Vediamo come adeguare il nostro sito web a tale normativa per non incorrere in multe salatissime.

Prima di iniziare ti chiedo un piccolo favore: se finora le mie guide ti sono piaciute e ti sono state utili, per favore clicca sul pulsante +1 in modo da incrementare la visibilità di Este Computer sul web.


GRAZIE!

Cookie Law: qualche informazione in più

La suddetta Cookie Law nasce come direttiva dell’Unione Europea nel 2009 (direttiva 2009/136/CE) ma è stata integrata nel nostro ordinamento solo quest’anno e applicata dal Garante per la protezione dei dati personali.

Tale legge regola il flusso di cookie di profilazione e di terze parti per tutelare la privacy di tutti gli utenti del web.

Mr. Webmaster, uno dei migliori siti tecnici nel settore della programmazione web, ha scritto tempo fa un articolo molto chiaro riguardo questa nuova normativa e cosa essa chiede a noi web master come gestori di un sito web.

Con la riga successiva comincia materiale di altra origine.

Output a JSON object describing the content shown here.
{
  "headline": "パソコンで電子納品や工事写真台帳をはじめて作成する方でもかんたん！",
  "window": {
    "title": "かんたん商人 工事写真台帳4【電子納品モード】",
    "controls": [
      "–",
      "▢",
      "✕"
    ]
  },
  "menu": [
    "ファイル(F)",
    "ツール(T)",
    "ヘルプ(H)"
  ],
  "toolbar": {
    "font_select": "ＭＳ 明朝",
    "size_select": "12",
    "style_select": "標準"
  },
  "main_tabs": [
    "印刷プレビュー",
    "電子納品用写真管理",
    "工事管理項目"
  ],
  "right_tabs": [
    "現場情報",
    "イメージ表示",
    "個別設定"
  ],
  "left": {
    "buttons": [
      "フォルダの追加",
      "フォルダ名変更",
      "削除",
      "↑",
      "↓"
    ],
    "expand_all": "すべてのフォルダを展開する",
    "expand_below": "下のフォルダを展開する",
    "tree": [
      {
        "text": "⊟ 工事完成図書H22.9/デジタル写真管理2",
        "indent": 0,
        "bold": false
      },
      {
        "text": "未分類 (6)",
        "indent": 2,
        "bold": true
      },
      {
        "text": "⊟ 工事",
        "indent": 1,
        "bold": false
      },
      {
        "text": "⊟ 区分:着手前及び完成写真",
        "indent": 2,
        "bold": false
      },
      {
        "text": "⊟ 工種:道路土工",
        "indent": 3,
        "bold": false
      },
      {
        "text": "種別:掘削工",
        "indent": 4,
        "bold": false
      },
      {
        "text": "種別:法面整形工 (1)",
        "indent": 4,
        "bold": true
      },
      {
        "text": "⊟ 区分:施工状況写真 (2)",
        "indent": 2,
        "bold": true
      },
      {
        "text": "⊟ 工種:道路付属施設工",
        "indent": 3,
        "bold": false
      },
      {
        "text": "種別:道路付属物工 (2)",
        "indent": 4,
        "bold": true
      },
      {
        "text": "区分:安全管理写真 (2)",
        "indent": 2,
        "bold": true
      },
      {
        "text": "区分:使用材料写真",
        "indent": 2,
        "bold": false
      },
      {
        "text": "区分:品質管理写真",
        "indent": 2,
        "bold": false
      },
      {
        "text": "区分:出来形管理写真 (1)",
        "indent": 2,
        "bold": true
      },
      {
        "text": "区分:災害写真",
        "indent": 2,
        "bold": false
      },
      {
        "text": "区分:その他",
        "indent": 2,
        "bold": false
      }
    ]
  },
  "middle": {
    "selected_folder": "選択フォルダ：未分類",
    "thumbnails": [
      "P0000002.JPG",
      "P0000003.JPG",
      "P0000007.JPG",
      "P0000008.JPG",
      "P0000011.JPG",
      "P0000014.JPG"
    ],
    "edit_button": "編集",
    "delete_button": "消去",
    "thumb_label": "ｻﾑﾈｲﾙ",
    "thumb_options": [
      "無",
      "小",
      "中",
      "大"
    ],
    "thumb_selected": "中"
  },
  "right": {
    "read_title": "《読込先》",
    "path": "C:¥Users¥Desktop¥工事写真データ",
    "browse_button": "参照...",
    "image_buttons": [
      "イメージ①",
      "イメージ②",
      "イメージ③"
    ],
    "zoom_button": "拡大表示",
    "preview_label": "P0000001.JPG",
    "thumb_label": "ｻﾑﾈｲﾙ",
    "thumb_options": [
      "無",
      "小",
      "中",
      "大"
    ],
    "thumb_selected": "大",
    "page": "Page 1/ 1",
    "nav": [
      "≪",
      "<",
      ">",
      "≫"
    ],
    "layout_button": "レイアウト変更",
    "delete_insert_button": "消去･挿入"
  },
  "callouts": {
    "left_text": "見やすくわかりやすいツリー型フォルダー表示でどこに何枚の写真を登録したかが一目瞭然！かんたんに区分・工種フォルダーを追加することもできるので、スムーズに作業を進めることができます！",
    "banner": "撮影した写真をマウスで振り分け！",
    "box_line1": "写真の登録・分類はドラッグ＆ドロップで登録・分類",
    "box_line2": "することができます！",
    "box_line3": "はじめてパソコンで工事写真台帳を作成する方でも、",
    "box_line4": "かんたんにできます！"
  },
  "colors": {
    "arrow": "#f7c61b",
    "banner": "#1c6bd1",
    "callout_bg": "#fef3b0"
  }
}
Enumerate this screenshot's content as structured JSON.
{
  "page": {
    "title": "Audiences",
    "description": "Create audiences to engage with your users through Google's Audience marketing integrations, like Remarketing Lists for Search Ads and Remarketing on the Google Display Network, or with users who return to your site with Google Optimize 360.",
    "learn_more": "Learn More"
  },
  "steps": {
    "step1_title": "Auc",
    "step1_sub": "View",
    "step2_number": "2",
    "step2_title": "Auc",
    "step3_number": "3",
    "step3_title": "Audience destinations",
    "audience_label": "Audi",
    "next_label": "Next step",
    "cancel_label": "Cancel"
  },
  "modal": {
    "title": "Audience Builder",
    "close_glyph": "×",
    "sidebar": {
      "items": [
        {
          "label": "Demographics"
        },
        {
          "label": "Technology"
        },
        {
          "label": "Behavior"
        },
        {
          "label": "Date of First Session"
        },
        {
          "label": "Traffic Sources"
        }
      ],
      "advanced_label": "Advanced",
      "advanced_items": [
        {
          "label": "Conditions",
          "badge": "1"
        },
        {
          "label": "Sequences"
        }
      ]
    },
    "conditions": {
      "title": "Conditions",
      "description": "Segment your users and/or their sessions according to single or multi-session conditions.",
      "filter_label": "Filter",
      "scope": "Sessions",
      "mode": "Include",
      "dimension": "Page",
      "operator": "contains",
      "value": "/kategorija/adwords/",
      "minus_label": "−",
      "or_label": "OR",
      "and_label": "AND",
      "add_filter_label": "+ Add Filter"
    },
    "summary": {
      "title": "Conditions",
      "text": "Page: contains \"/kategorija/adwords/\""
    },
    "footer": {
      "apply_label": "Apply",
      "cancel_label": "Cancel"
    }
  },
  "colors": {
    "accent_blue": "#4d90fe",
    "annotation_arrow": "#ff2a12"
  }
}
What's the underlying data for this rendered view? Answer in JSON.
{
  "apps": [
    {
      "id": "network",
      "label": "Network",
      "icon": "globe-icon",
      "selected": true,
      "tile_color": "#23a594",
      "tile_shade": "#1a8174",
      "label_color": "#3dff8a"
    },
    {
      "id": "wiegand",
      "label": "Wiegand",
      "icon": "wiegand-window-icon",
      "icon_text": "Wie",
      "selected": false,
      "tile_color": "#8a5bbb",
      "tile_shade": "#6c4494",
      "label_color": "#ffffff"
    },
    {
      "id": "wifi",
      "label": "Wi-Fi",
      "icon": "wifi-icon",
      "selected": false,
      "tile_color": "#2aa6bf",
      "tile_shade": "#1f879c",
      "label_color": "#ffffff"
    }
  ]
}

Vediamo ora una sintesi di cosa sono questi cookie di profilazione e come adeguare il nostro WordPress.

Cookie di profilazione e cookie di terze parti

Iniziamo dal concetto più semplice, ossia quello di cookie di terze parti. Come si intuisce dal nome sono cookie rilasciati da soggetti esterni al nostro sito ma comunque tramite esso. Facciamo 2 esempi per chiarirci le idee:

  1. Un utente arriva su Este Computer, si registra ed effettua il login. Il suo browser memorizzerà un cookie rilasciato direttamente da Este Computer.
  2. Un utente arriva su Este Computer, mette un “Mi Piace” tramite il widget di Facebook. Il suo browser memorizza un cookie che memorizza che ha messo “Mi piace” sulla pagina di Este Computer, in modo che alla prossima visita sul social network gli vengano suggerite pagine simili. Questo è un cookie di terze parti perchè rilasciato da Facebook tramite il nostro sito.

In entrambi i casi si possono distinguere altre 2 categorie di cookie: cookie tecnici e di profilazione.

La prima categoria racchiude tutti i cookie necessari al corretto funzionamento del nostro sito, come i cookie di sessione (ossia, per intenderci, quelli che ci permettono di effettuare l’accesso e mantenerlo aperto anche alla visita successiva), i cookie funzionali (come quelli che ci permettono di cambiare la lingua ad un sito internet e mantenere la preferenza anche nelle visite successive) ed i cookie Analytics (statistici) a patto che vengano utilizzati solamente dal gestore del sito e solamente per uso interno (senza divulgarli). Tutti questi cookie sono ammessi dal nostro ordinamento senza alcuna riserva poichè sono spesso fondamentali. Vi sarà sicuramente capitato (con PC, tablet o smartphone) di imbattervi su un sito che vi segnala che il vostro browser blocca l’accesso ai cookie impedendo il corretto funzionamento del sito stesso.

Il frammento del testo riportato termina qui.